LINDA: Sonunda, memnun oldu!

ADAMUS: Teşekkürler. Teşekkürler.

LINDA: Vay.

ADAMUS: Ben bu ilk Yükselmiş Üstatlar Kulübü'ne, bu insan kulübüne şimdi diğer bütün Yükselmiş Üstatları, hem burada Dünya'da bedenlenmiş olanları hem de diğer realitelerde olanları davet ediyorum. Ben onları içeriye davet ediyorum, Timothy, onların içeri gelmeleri için kapıyı açar mısın lütfen? Sadece şaka yapıyorum. Onların gelmesi için kapıya ihtiyaçları yok. (kahkahalar) o, buna inandı. O, buna inandı.

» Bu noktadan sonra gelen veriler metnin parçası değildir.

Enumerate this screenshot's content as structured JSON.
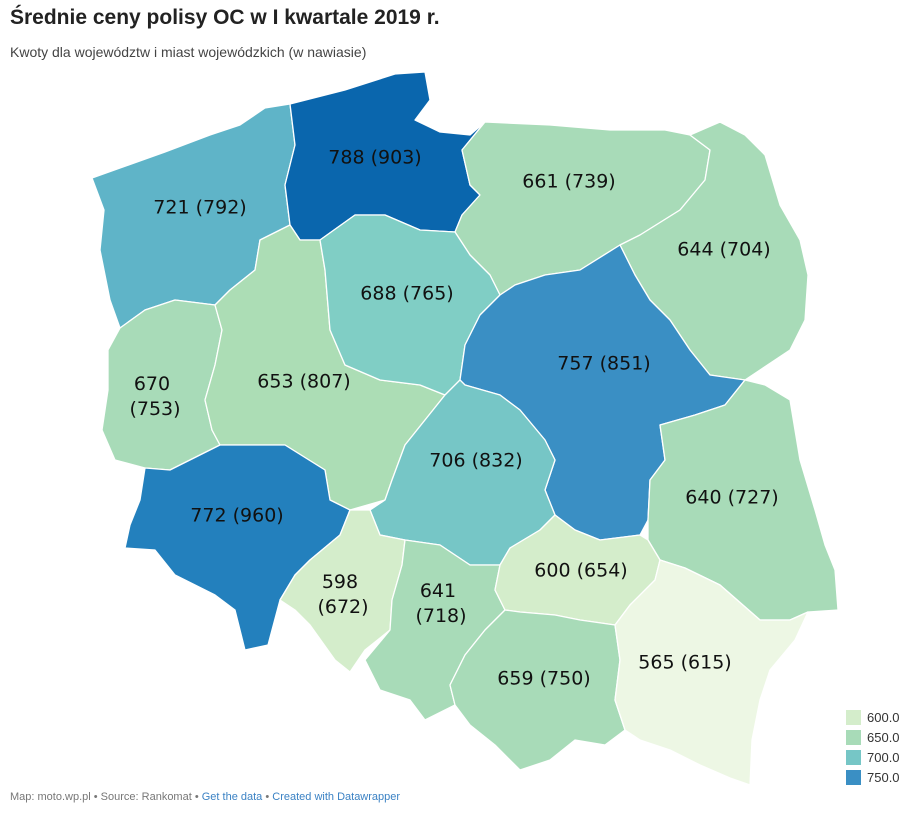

Ben onlardan gelip sizin hepinize katılmalarını isteyeceğim, online izleyenlerinize, burada Kırmızı Çember Bağlantı Merkezi'nde olanlarınıza ki siz gerçekten bu enerjileri topraklayabilesiniz, biz derin bir nefes alarak enerjilerin sizin cennet dediğiniz ile Dünya arasında, diğer realiteler ile bu insan realitesi arasında akması için ve biz bu anda her şeyden daha çok bütün Yükselmiş Üstatlara burada bizimle olmaları için izin veriyoruz... bunu gerçekten "ve"ye karışmak için yapıyoruz. Bunun cennet veya Dünya ile veya o realite veya bu realite ile çok ilgisi yok, bu, "ve" ile alakalı bir şey, çoğul olanla. Ve bu gerçekten sizin hepinizin yapacağı bir şey. Siz bunu yaşamınızda kişisel olarak yapıyorsunuz, siz bunu burada Üstatlar Kulübü'nde yapıyorsunuz.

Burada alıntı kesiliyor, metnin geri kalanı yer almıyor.